Oh, I always use opus 4.5 thinking mode. Maybe that's the diff.

quietsegfault · 2026-02-05T22:40:07 1770331207

Claude is far superior for daily chat. I have to work hard to get it to not learn how to work around various bad behaviors I have but don’t want to change.

solarkraft · 2026-02-05T18:43:14 1770316994

But that’s what makes it so powerful (yeah, mixing model and frontend discussion here yet again). I have yet to see a non-DIY product that can so effortlessly call tens of tools by different providers to satisfy your request.

dimgl · 2026-02-06T01:49:01 1770342541

I don't get what's so difficult to understand. They have ambitions beyond just coding. And Claude is generally a good LLM. Even beyond just the coding applications.

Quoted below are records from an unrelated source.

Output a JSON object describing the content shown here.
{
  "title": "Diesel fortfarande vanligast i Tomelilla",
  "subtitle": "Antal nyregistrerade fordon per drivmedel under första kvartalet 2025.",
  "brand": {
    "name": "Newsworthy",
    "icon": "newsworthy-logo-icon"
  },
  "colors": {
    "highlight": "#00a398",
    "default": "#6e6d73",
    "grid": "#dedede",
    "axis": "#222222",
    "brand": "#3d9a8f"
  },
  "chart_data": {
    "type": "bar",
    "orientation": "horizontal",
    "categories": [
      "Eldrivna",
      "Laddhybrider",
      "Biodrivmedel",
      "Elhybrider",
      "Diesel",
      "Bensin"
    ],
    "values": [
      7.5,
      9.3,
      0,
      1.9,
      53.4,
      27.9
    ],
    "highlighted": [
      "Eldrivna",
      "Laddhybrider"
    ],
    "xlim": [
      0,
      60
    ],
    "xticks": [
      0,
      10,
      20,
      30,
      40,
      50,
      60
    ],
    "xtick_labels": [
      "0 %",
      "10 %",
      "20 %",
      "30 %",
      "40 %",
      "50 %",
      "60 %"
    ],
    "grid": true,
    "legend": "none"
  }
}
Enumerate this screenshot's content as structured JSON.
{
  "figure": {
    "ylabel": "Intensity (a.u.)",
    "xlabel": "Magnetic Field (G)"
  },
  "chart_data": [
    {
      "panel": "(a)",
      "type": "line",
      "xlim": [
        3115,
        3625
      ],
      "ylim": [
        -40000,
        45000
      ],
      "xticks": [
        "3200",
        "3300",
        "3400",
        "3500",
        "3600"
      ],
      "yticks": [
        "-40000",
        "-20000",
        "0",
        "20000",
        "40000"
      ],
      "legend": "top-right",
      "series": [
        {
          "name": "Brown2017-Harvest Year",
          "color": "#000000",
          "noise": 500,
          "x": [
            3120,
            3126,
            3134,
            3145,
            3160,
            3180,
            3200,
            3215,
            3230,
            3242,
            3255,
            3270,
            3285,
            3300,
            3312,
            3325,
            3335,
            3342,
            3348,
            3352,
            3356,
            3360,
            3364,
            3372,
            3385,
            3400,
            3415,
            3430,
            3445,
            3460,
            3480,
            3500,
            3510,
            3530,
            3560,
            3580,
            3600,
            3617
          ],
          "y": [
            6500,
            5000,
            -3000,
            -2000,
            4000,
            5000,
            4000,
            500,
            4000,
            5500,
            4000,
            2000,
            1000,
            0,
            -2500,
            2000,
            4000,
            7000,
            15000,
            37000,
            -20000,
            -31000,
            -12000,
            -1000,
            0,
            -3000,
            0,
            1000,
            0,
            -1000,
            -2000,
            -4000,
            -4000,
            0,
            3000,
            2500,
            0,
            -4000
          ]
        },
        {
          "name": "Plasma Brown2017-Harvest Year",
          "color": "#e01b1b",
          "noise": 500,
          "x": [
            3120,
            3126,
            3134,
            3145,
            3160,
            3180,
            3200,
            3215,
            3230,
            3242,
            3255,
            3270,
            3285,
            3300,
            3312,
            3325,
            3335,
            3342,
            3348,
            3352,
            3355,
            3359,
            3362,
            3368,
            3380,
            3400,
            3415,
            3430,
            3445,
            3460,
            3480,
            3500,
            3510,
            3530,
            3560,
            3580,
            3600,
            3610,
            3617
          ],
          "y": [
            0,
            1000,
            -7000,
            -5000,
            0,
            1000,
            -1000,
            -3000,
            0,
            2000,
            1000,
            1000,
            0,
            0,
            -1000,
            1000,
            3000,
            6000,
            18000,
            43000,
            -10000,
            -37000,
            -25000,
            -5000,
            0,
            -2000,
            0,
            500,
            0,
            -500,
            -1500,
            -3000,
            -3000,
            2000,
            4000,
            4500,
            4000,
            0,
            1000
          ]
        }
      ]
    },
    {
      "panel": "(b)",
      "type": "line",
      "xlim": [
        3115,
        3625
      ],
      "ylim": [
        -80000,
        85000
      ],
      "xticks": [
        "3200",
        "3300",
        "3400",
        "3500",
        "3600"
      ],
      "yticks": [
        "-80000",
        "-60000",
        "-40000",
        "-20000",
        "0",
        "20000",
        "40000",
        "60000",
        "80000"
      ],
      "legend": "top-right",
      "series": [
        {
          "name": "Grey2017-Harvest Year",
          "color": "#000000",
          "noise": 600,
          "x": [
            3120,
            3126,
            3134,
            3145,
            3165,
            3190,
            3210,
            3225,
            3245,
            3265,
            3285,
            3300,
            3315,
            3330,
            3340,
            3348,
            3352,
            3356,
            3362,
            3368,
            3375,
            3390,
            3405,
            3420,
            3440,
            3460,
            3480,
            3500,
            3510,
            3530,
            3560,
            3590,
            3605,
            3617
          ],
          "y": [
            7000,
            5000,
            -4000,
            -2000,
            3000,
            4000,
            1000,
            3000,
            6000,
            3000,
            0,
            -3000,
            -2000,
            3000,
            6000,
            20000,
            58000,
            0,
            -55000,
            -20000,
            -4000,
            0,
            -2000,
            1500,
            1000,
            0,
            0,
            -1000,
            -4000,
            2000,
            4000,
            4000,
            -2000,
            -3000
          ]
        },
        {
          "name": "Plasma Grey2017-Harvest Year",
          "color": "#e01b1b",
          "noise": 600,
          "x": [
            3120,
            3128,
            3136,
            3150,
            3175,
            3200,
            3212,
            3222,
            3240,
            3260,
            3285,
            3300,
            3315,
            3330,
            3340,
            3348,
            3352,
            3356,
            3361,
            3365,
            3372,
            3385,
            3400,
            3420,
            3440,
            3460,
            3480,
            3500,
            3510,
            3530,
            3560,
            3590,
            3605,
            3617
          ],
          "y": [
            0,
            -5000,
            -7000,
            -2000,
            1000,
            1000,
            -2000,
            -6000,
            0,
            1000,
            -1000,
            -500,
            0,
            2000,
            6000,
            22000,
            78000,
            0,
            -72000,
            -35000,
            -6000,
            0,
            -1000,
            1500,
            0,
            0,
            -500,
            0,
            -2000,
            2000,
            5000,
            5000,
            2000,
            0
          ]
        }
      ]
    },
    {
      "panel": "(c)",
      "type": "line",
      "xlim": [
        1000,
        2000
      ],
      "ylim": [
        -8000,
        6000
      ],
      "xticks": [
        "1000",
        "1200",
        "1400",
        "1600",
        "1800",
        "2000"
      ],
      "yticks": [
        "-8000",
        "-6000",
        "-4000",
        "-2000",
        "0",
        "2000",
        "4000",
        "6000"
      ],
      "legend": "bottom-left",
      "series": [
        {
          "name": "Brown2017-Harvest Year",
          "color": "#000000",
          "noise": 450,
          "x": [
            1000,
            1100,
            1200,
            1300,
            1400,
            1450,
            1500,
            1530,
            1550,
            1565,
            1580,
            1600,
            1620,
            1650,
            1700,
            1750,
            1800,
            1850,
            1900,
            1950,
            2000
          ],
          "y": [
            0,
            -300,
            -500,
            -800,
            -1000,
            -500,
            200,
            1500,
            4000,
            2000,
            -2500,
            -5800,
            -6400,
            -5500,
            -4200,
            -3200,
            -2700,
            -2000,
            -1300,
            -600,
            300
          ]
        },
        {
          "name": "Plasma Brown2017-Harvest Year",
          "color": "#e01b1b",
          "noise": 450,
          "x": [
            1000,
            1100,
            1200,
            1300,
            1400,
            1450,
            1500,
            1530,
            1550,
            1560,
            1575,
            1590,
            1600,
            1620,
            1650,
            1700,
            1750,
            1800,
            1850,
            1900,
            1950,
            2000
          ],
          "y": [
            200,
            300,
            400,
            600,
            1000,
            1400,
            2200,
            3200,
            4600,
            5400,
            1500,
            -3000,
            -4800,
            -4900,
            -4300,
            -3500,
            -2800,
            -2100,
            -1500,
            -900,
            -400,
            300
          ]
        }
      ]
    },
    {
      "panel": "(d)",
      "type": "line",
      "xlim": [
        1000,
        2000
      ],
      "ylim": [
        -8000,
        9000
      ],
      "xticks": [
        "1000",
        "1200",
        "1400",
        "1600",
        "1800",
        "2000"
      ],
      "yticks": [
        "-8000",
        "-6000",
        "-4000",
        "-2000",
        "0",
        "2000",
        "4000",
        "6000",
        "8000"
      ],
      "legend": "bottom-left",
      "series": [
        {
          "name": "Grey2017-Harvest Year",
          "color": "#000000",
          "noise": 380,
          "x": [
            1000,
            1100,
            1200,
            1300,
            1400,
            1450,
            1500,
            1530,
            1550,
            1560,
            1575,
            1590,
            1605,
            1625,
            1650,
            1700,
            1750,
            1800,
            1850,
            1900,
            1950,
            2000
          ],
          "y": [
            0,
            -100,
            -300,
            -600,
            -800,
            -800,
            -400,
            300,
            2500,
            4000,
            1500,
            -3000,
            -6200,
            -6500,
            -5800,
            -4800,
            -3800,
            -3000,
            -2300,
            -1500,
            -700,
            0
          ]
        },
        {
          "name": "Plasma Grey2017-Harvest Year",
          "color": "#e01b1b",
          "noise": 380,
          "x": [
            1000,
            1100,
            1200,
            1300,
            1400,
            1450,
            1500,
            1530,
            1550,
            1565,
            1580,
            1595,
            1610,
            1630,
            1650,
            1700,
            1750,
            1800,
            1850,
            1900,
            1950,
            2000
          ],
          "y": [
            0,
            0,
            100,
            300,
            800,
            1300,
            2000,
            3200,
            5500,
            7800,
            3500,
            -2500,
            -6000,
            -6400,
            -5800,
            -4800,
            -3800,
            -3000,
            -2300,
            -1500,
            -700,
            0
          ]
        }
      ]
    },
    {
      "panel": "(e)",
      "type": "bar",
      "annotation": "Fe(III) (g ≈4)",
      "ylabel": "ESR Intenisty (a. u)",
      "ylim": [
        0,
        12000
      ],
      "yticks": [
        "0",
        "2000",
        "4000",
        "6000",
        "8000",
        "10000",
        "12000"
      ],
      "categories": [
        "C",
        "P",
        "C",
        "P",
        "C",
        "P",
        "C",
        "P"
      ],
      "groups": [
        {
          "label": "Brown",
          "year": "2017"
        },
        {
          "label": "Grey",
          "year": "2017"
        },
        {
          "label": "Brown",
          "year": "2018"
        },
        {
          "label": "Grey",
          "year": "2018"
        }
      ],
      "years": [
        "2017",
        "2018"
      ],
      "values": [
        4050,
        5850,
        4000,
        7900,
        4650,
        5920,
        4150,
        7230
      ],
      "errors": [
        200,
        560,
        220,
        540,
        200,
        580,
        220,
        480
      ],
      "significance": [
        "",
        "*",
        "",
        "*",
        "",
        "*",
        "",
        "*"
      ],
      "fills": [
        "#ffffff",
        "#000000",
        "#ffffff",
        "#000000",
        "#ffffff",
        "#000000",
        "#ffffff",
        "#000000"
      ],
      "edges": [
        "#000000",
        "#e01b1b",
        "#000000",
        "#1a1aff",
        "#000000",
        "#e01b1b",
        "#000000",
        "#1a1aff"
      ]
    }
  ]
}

int_19h · 2026-02-06T09:08:49 1770368929

I suspect it very much depends on the "generic research topics", but in my experience one thing that Claude is good at is in-depth research because it can keep going for such a long time; I've had research sessions go well over an hour, producing very detailed reports with lots of sources etc. Gemini Deep Research is nowhere even close.

zaphirplane · 2026-02-06T14:09:45 1770386985

Correct me if I’m wrong aren’t they the innovators of multiple things like skills sub agents mcp and whatever this memory thing is agents files

Seriously they are the apple iPhone or AWS of LLM a decade or so ago.

redox99 · 2026-02-06T00:33:33 1770338013

Why would I even use Claude for asking something on their web, considering that chips away my claude code usage limit?

Their limit system is so bad.

faxmeyourcode · 2026-02-06T14:21:58 1770387718

Everybody is different, I simply cannot stand the sight of chatgpt styled writing. Give me paragraphs.

derwiki · 2026-02-06T00:14:01 1770336841

It feels very similar to how Lyft positioned themselves against Uber. (And we know how that played out)

fnordpiglet · 2026-02-06T05:49:47 1770356987

Enterprise, government, and regulated institutions. It’s also defacto standard for programming assistants at most places. They have a better story around compliance, alignment, task based inference, agentic workflows, etc. Their retail story is meh, but I think their view is to be the aws of LLMs while OpenAI can be the retail and Gemini the whatever Google does with products.

dev1ycan · 2026-02-06T07:37:15 1770363435

Their "constitution" is just garbage meant to defend them ripping off copyrighted material with the excuse that "it's not plagiarizing, it thinks!!!!1" which is, false.

handoflixue · 2026-02-06T07:48:36 1770364116

I don't recall them ever offering that legal reasoning - I'm sure you can provide a citation?

dev1ycan · 2026-02-07T13:36:26 1770471386

Did using LLMs too much remove your ability to critically think too?

handoflixue · 2026-02-09T03:02:30 1770606150

Just to be clear: you're mad because your "critical thinking" led you to a spurious argument that you disagree with, and that they never actually made?

You explicitly said: "the excuse that "it's not plagiarizing, it thinks!!!!1"", and it seems rather relevant that they've never actually used that excuse.